バンビ
彼女が泊まりにきてんのに、一人で何やってんだと自己嫌悪に陥りながら、汚れてしまった手を洗いに洗面所に無意識に行っていた。


モモはまだバスルームに入ったままで、いつもかぎなれてるはずのうちの石鹸のにおいがしていたけれど、それがモモが使っていると思うとやたら良い香りのような気がしてくる。


「エイジ君・・・」

風呂の方から、やたら艶っぽいモモの声が聞こえてくる。

ヤバイと思いながらも、とっさに「どうした?」って風呂の方に返事をしてしまったら、モモはびっくりしたようで急に水音がばしゃばしゃと激しくなって「え?な、なんでもないよ、どうしたの?」なんて答えてくれた。

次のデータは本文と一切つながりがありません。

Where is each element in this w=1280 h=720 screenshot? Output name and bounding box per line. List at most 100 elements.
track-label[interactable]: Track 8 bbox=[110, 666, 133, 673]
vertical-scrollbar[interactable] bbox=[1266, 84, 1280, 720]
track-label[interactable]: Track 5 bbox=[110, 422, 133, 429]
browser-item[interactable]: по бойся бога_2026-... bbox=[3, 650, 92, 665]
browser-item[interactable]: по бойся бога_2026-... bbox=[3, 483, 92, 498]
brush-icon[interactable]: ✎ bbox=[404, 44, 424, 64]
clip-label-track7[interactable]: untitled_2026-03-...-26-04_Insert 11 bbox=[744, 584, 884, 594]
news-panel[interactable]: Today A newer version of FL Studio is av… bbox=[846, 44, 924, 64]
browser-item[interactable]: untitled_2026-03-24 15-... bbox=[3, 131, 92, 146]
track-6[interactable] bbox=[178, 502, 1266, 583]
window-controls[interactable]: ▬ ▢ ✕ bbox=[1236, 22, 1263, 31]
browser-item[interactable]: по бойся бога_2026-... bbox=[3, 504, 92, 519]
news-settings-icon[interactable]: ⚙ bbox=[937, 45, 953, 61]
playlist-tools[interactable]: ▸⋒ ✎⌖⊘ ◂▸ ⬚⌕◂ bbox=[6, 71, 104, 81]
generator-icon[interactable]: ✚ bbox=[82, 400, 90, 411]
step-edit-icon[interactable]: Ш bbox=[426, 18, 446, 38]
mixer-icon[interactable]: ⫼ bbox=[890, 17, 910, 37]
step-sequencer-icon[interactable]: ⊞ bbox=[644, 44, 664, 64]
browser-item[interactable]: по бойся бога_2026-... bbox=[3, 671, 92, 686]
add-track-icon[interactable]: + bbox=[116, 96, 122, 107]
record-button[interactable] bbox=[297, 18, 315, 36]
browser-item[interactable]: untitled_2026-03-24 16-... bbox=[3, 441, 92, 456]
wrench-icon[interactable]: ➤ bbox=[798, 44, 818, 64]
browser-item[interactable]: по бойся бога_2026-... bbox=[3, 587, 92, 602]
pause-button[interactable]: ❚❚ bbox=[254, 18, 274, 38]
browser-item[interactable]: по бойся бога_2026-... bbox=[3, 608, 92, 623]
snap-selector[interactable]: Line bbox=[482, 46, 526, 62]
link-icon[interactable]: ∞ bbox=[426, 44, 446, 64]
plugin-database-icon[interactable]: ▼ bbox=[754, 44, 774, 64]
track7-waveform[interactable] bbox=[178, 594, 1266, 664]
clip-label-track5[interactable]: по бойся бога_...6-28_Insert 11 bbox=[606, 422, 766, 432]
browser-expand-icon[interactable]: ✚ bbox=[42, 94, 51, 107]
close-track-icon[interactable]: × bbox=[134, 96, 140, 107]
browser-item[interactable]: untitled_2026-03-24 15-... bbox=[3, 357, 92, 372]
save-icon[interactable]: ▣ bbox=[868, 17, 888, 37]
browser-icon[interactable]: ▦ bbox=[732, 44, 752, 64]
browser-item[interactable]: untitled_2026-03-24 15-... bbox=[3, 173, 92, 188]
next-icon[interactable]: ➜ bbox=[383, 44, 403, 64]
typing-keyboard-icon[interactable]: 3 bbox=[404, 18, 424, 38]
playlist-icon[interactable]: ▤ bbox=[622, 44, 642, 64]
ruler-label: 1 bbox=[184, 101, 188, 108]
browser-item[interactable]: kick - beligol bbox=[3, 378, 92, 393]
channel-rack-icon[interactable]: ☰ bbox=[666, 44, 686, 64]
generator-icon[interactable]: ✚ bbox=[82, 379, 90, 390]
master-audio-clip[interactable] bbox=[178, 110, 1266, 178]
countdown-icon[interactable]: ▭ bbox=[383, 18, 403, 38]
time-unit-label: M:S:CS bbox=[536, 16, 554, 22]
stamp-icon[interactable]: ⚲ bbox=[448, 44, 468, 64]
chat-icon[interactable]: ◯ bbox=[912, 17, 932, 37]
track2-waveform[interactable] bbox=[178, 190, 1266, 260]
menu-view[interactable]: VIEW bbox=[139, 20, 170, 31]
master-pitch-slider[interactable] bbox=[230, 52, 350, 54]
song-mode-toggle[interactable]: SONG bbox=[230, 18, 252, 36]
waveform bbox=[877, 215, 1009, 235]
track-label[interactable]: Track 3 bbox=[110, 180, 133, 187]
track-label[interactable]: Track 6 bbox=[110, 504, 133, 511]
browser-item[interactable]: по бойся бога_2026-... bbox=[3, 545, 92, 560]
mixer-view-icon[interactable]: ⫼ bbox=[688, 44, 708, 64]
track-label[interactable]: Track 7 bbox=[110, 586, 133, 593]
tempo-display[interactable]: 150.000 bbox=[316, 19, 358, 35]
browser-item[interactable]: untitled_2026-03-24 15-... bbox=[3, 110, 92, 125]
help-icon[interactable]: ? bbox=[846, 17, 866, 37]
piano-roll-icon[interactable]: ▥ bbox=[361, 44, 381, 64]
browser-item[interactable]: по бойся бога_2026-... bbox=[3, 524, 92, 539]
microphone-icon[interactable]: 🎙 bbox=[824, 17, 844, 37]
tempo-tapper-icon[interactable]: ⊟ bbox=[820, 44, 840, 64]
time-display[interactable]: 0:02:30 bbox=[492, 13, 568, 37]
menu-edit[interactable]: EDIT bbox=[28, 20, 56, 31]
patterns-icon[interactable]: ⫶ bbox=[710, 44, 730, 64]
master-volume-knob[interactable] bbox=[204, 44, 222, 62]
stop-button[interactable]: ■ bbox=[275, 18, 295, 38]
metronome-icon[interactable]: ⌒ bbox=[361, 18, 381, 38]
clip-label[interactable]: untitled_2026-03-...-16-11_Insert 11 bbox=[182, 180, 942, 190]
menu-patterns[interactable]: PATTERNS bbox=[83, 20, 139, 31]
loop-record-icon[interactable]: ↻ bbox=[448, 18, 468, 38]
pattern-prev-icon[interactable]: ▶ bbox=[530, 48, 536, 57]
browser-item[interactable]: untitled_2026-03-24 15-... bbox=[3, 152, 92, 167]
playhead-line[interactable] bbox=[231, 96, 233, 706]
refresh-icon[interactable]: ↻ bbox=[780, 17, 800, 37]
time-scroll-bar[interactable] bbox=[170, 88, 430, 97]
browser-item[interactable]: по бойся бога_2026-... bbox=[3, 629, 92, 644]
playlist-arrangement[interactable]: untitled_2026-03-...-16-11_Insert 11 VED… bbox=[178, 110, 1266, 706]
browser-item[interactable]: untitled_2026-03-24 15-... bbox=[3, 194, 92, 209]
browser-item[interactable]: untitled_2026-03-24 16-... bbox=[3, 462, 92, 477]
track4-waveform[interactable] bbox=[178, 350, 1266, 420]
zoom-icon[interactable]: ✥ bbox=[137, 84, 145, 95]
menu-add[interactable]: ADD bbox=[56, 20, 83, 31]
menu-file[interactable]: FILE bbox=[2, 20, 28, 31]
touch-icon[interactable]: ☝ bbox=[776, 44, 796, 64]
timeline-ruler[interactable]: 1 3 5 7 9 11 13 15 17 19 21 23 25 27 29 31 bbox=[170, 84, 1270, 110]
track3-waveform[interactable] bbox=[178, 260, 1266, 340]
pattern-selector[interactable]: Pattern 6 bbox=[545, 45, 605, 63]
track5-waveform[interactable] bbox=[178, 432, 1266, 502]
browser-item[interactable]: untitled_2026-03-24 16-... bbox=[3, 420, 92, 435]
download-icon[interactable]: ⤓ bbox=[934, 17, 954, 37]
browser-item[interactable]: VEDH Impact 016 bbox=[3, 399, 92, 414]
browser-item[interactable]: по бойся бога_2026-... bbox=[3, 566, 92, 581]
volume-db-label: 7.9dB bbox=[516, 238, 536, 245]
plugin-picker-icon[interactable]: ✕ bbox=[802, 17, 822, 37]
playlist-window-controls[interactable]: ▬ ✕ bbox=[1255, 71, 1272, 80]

まさか、モモも俺と似たようなことしてたんじゃって一瞬思ったら、またモヤモヤとしてきそうなので、慌ててそこを立ちさって自分の部屋に入る。



ああ、やっぱダメだ母さん居ても我慢できないし、どうしたもんかと思いながら、
落ち着かせるために親父のバンドのパンクアルバムを、自分の部屋で爆音で聞くことにした。

親父の歌声を聞くと、平常心になれる。
大好きなハードコアだけど、いつも聞いてる他のバンドみたいにわくわくドキドキ胸が高鳴ることはなく、どこかすっと落ち着かせてくれるような気がした。


そろそろ風呂から上がったかなと思って、布団を敷いた和室に見に行くと、モモはずっと本棚にあった写真集なんかを真剣に読んでいた。

「どうした?」
声をかけると、すぐに振り返ってくれて、ニコニコしながら写真集の表紙を俺に見せてくれる。

「これ、この前言ってた、セディショナリーズ?」

モモの横に胡坐を書いて、その本を手に取ると、そうだよって教えてあげる。

「そう、この人が俺の神様、ジョン・ライドン。」
真ん中で睨みつけるようにポーズをとっているその人を指差した、

「ジョニー・ロットンって描いてあるよ?」
そんな風に聞き返されるから、それはピズトルズ時代の芸名で、本名はこっちなんだって教えてあげる。

そういえば、ジョンの奥さんはだいぶ年上だったよな、なんて思い出したら、今頃レンはどうしてるかななんて気になってしまった。

よし、モモが隣に居ても大丈夫だなって思った瞬間彼女の顔を見ると、うっとりとした目で見つめ返してくるから、またやばいかもって・・・

「ああ、俺も風呂入ってくる。適当に本でも読んでて・・・」

そう言って風呂場に退散することにした。